Tutte le città se ne fuggono, per lo strepito de' cavalieri, e de' saettatori; entrano in [boschi] folti, e salgono sopra le rocce; ogni città [è] abbandonata, e niuno vi abita [più].
30 En gij wordt verwoest, wat ge ook doet: Al steekt ge u in purper, omhangt u met goud, Al puilen uw ogen door smink: Tevergeefs dirkt ge u op. Uw minnaars stoten u weg, Ze eisen uw leven;
E tu, o distrutta, che farai? benchè tu ti vesti di scarlatto, e ti adorni di fregi d'oro, e ti stiri gli occhi col liscio, in vano ti abbellisci; gli amanti ti hanno a schifo, cercano l'anima tua.

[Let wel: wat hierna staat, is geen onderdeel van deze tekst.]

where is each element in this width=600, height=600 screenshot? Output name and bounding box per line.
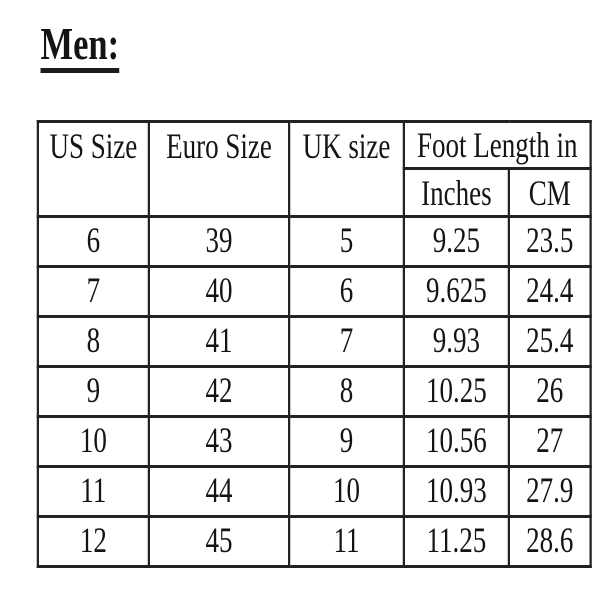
table-cell: 10.56 [402,415,510,468]
table-cell: 42 [147,365,291,418]
table-cell: 26 [507,365,592,418]
table-row: 7 40 6 9.625 24.4 [36,265,592,318]
table-cell: 25.4 [507,315,592,368]
table-cell: 5 [288,215,405,268]
table-row: 9 42 8 10.25 26 [36,365,592,418]
table-row: 8 41 7 9.93 25.4 [36,315,592,368]
table-cell: 6 [36,215,150,268]
table-cell: 39 [147,215,291,268]
table-header: US Size Euro Size UK size Foot Length in… [36,120,592,218]
document: Men: US Size Euro Size UK size Foot Leng… [36,21,592,568]
table-cell: 8 [36,315,150,368]
table-cell: 9.625 [402,265,510,318]
table-row: 11 44 10 10.93 27.9 [36,465,592,518]
table-row: 10 43 9 10.56 27 [36,415,592,468]
table-row: 6 39 5 9.25 23.5 [36,215,592,268]
table-cell: 23.5 [507,215,592,268]
table-cell: 28.6 [507,515,592,568]
table-cell: 45 [147,515,291,568]
table-body: 6 39 5 9.25 23.5 7 40 6 9.625 24.4 8 41 7 9.93 25.4 9 42… [36,215,592,568]
header-row-sub: Inches CM [38,167,592,218]
table-cell: 10 [288,465,405,518]
table-cell: 11 [288,515,405,568]
column-header-cm: CM [507,167,592,218]
table-cell: 40 [147,265,291,318]
column-header-euro-size: Euro Size [147,120,291,218]
table-cell: 44 [147,465,291,518]
table-cell: 9 [288,415,405,468]
column-header-foot-length-group: Foot Length in [402,120,592,170]
table-cell: 11.25 [402,515,510,568]
column-header-us-size: US Size [36,120,150,218]
section-title: Men: [40,21,120,73]
table-cell: 12 [36,515,150,568]
table-cell: 9.25 [402,215,510,268]
table-cell: 27 [507,415,592,468]
table-cell: 8 [288,365,405,418]
table-cell: 11 [36,465,150,518]
table-cell: 27.9 [507,465,592,518]
header-row-group: US Size Euro Size UK size Foot Length in [36,120,592,218]
table-cell: 10.25 [402,365,510,418]
column-header-inches: Inches [402,167,510,218]
table-cell: 10 [36,415,150,468]
table-cell: 43 [147,415,291,468]
table-cell: 7 [36,265,150,318]
table-cell: 6 [288,265,405,318]
column-header-uk-size: UK size [288,120,405,218]
table-cell: 41 [147,315,291,368]
table-cell: 10.93 [402,465,510,518]
shoe-size-table: US Size Euro Size UK size Foot Length in… [36,120,592,568]
table-cell: 9 [36,365,150,418]
table-row: 12 45 11 11.25 28.6 [36,515,592,568]
table-cell: 24.4 [507,265,592,318]
table-cell: 7 [288,315,405,368]
table-cell: 9.93 [402,315,510,368]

31 Ik hoor al het gillen als van een vrouw in haar weeën, Het krijten als bij een eerste kind. Het is het kermen van de dochter van Sion, Die naar adem snakt, de handen wringt. Wee mij! O, ik bezwijk Onder de slagen der beulen!
Perciocchè io ho udito un grido, come di donna che partorisce; una distretta, come di donna che è sopra parto del suo primogenito; il grido della figliuola di Sion, [che] sospira ansando, ed allarga le palme delle sue mani, [dicendo: ] Ahi lassa me! perciocchè l'anima mi vien meno per gli ucciditori.